Em 1978, Gorender publicou O escravismo colonial (Ática, 1978; Perseu Abramo, 2011), no qual estudou a formação colonial do país. “Havia uma linha tradicional dentro do PCB, defendida por Nelson Werneck Sodré, para quem o Brasil tinha um passado feudal, representado pelo latifúndio, com uma economia voltada para dentro do país”, explica Bosi. O país seria apenas um fornecedor de produtos naturais (açúcar, café), o que teria atrasado sua industrialização. A outra tese foi formulada por Caio Prado Júnior, também comunista, e dizia que a produção era toda voltada para a venda no mercado externo. Ou seja, o capitalismo já estaria presente aqui desde o início do século XVI.

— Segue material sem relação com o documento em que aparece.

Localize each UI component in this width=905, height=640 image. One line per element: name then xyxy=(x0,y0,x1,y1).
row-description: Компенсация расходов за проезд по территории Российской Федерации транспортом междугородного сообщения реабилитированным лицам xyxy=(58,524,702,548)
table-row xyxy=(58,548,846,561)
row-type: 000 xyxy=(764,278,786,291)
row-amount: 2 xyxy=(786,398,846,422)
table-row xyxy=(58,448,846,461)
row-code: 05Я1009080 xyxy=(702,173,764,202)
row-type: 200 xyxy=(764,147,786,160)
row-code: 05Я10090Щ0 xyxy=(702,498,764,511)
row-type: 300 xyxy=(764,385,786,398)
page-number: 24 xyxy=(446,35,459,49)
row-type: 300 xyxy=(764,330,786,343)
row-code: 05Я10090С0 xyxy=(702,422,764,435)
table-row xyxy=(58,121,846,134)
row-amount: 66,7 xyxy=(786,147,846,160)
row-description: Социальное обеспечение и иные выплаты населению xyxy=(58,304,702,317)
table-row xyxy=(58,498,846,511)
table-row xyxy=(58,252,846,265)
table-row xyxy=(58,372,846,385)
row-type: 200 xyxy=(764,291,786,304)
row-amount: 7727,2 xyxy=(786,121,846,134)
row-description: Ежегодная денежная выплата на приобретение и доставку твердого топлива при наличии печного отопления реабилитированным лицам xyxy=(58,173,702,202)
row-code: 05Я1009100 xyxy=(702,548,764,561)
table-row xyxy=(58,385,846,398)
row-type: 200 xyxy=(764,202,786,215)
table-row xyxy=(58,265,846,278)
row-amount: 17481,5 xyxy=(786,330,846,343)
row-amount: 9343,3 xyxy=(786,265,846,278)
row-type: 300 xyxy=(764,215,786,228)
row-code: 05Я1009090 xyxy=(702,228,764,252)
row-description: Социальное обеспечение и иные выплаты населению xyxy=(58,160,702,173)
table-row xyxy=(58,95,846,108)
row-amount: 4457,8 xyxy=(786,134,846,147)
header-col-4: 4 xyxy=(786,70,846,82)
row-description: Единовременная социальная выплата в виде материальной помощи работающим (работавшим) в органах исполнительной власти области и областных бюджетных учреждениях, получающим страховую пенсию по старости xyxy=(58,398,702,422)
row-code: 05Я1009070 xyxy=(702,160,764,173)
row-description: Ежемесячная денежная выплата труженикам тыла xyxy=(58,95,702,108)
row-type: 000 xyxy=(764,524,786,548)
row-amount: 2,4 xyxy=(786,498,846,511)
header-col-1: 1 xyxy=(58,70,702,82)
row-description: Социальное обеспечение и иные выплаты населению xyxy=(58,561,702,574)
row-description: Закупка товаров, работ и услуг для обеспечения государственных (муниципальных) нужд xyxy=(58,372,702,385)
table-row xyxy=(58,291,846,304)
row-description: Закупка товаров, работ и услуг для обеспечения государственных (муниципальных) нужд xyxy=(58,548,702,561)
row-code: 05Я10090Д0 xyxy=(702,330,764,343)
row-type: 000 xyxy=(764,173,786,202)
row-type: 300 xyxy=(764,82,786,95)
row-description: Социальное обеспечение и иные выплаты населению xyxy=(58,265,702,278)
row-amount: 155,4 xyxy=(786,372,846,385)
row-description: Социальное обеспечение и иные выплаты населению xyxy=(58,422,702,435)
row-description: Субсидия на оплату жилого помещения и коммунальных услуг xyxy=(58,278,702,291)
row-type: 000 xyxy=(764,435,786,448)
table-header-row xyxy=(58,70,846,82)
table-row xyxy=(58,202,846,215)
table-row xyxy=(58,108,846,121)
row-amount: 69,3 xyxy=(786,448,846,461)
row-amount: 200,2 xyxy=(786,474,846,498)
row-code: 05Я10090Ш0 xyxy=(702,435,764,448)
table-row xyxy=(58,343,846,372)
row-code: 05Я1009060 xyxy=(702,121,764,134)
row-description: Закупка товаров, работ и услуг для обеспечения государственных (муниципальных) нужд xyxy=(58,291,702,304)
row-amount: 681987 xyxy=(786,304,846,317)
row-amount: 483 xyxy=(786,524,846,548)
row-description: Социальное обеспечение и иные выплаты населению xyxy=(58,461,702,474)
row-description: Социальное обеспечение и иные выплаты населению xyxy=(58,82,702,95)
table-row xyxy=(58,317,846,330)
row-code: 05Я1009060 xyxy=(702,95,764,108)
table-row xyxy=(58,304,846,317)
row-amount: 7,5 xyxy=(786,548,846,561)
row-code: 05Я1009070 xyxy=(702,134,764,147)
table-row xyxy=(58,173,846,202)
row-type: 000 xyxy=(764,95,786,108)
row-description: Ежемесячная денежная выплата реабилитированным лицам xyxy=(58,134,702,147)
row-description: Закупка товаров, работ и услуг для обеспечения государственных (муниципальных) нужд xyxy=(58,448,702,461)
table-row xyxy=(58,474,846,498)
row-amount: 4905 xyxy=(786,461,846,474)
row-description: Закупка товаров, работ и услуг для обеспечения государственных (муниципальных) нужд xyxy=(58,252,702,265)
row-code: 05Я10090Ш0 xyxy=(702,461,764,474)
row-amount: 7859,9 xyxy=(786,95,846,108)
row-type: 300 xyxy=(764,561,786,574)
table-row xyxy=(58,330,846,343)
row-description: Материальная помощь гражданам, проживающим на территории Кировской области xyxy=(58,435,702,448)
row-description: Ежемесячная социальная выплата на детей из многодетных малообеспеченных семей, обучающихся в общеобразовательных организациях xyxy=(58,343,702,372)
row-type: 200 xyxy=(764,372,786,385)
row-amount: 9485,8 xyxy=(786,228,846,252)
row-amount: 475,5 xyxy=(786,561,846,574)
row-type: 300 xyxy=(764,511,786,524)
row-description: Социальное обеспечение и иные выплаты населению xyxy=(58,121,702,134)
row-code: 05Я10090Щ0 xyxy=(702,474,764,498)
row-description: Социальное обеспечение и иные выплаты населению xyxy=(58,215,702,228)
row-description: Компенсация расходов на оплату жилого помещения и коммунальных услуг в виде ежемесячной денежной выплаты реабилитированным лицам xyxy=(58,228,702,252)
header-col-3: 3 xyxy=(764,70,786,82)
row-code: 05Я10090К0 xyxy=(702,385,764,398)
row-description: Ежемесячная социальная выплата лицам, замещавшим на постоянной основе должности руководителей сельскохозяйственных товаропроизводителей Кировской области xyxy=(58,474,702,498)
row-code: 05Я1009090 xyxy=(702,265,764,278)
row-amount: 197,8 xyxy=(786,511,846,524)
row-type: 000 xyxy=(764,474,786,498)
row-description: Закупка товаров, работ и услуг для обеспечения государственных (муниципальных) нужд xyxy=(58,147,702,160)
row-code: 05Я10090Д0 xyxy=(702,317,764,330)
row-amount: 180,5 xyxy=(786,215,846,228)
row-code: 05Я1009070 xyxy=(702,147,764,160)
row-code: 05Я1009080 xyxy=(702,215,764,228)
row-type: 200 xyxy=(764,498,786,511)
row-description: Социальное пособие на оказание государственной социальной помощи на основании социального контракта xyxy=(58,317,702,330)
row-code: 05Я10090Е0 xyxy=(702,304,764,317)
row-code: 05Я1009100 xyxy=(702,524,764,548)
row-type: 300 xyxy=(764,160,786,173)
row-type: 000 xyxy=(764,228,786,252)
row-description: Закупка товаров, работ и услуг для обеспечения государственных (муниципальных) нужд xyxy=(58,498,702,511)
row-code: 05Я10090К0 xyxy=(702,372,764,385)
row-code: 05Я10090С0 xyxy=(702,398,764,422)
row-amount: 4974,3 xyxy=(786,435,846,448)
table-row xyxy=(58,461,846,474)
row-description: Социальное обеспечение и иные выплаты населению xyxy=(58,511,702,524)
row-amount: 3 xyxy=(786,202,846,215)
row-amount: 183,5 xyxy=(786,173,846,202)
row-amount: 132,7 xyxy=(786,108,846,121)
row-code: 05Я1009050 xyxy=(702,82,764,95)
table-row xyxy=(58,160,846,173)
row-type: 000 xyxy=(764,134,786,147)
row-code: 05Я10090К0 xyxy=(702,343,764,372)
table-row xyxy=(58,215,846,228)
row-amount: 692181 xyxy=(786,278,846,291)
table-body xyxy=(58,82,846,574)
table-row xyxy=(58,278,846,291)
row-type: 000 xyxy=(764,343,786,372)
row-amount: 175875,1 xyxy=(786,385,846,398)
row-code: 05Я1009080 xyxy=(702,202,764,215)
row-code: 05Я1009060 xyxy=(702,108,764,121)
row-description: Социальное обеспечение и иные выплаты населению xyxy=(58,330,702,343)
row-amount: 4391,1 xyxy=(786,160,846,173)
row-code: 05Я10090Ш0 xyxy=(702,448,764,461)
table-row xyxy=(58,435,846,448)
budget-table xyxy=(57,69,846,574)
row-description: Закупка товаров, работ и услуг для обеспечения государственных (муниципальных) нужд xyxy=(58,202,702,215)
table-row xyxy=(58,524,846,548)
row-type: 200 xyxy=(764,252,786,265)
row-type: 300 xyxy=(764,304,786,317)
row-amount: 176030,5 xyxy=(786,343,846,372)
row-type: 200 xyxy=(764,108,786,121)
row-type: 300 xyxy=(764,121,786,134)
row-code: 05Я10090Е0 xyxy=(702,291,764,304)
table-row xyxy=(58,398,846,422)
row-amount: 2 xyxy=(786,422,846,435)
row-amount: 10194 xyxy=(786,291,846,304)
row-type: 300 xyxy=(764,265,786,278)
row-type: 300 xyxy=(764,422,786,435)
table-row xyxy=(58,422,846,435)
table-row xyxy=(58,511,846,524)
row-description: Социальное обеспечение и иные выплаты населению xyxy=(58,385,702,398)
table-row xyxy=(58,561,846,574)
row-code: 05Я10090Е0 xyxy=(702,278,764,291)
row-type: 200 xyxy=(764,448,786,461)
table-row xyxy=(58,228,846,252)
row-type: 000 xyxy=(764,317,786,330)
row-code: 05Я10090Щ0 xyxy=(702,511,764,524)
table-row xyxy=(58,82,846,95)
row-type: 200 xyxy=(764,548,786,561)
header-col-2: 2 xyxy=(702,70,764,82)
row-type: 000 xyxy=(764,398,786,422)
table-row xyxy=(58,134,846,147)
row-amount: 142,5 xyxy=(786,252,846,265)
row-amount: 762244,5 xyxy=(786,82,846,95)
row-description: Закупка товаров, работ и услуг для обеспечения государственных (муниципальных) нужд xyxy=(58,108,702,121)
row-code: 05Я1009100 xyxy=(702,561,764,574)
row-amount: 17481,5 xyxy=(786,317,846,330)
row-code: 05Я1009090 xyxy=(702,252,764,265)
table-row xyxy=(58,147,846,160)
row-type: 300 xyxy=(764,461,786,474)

“Em seu livro, ele abre uma terceira via, que seria mais adequada ao Brasil, Caribe e mesmo ao sul dos Estados Unidos”, diz Bosi. Para Gorender, o sistema não poderia ser chamado de feudal porque era fornecedor e vendedor de produtos. E não poderia ser considerado capitalista porque não era operado por trabalhadores livres. “Sua tese era de que havia um modo próprio de produção escravista dentro da Colônia, o que representou um ganho teórico para a questão”, diz Bosi. A produção dos escravos era vendida, mas não havia contrato social. Para surpresa do autor e da editora, o livro provocou grande polêmica e tornou-se um sucesso entre o público acadêmico. Foi Bosi, então conselheiro da editora Ática, quem recomendou a publicação do livro.
Seu segundo livro importante foi Combate nas trevas (Ática, 1987, esgotado). Para Marcelo Ridenti, é o trabalho mais completo sobre o tema até hoje: “Ele uniu seus talentos: o de historiador, de memorialista e de jornalista”. Segundo o jornalista Alípio Freire, um dos jovens que assistiam às aulas de Gorender na prisão, a obra foi precursora no esforço de entender o período da “atomização da esquerda no pós-1964”, especialmente na época da luta armada, de um modo não fragmentado.
O pensador marxista escreveu outros seis livros e ganhou o título de Doutor Honoris Causa da Universidade Federal da Bahia, em 1994, aos 71 anos. De 1994 a 1996 foi professor visitante no Instituto de Estudos Avançados da USP e na FFLCH. Dentro ou fora da universidade, o velho pensador marxista teve sua obra reconhecida.